Sign, sign, everywhere a sign?
As most of you probably already know, supporters of Measure H, which would increase the temporary parcel tax we pay for schools, kicked off their campaign Tuesday afternoon by putting teachers, parents and students in garbage cans along Park and Webster streets. In the runup to Tuesday’s event, they handed out lawn signs and garbage can decals to Alameda residents. And the Island wondered: Could their placement (or lack thereof) give clues as to what areas of town support the tax, and whether it will pass in June?
One thing our crack analysis shows is that in the places where elementary schools are rumored to be closing, support for the tax seems to be running pretty high. In the heart of the Gold Coast, which is home to several key tax supporters and Franklin School, the signs are ubiquitous. Ditto for the neighborhood surrounding Paden.
But in other parts of town, the signs are much harder to find. The Island couldn’t find a single sign around South Shore, home to underenrolled Lum. Only one sign was visible in the swath of Bayport we visited (maybe they’re banned by the HOA?), and they just opened the school there. There were a smattering of signs across the parts of the East End that we visited, even around Edison School, which may have some of the most involved parents in town.
So does this mean that proponents of Measure H have the same uphill battle that folks who supported a parcel tax increase in 2005 (which barely passed) face? Or does it reflect the ambivalence that some people who will ultimately vote for it feel about what they see as an imperfect solution to our school funding problems?
“I don’t think the signs are going to tell you that,” says Robert Brem, chair of the political science department at the College of Alameda.

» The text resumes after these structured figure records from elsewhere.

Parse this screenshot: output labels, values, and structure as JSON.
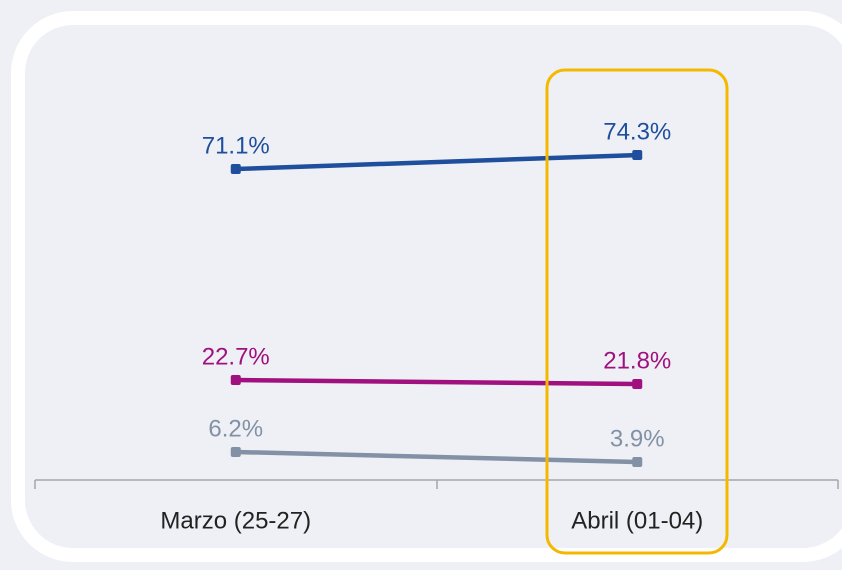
{
  "chart_data": {
    "type": "line",
    "categories": [
      "Marzo (25-27)",
      "Abril (01-04)"
    ],
    "series": [
      {
        "color": "#1f4e9c",
        "values": [
          71.1,
          74.3
        ],
        "value_labels": [
          "71.1%",
          "74.3%"
        ]
      },
      {
        "color": "#a0107e",
        "values": [
          22.7,
          21.8
        ],
        "value_labels": [
          "22.7%",
          "21.8%"
        ]
      },
      {
        "color": "#8391a6",
        "values": [
          6.2,
          3.9
        ],
        "value_labels": [
          "6.2%",
          "3.9%"
        ]
      }
    ],
    "ylim": [
      0,
      100
    ]
  }
}
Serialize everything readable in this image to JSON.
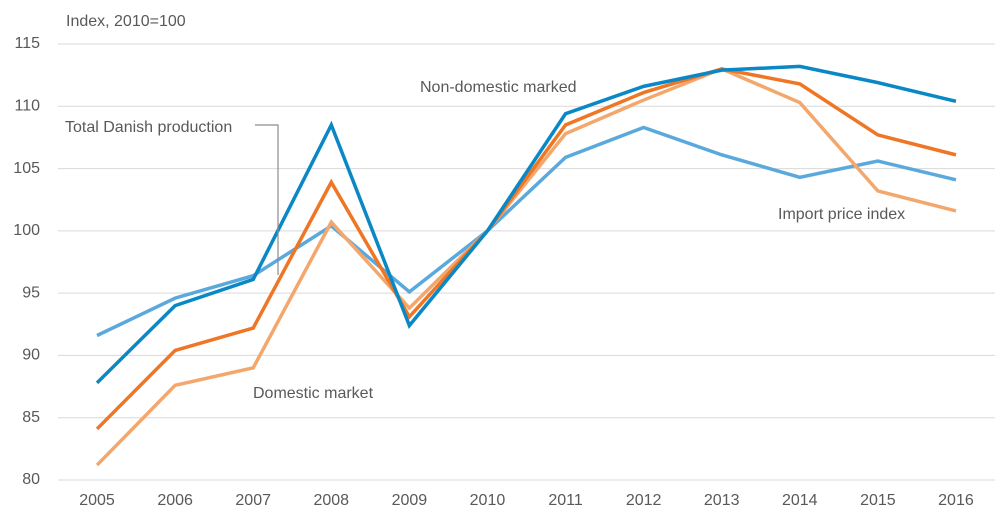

Brem estimates that only about a quarter of registered voters will turn out for the June 3 election, and they’ll be the people who really want to see the tax pass and those who really want to see it fail. These people are unlikely to be swayed by anything. But he says a mass of signs could help draw those in the middle or those whose awareness of the ballot measure is limited. (In-person canvassing efforts have “a much higher impact,” he says.)
Still, Andy Currid, who is on the organizing committee for Measure H proponent Keep Alameda Schools Excellent, sees some hope in the findings because they show some unexpected support in places he didn’t expect.
“Maybe this issue with the schools is big enough this year to actually force a significant change in people’s voting habits,” he says. “Maybe some people who have typically not voted before will be motivated to vote this time.”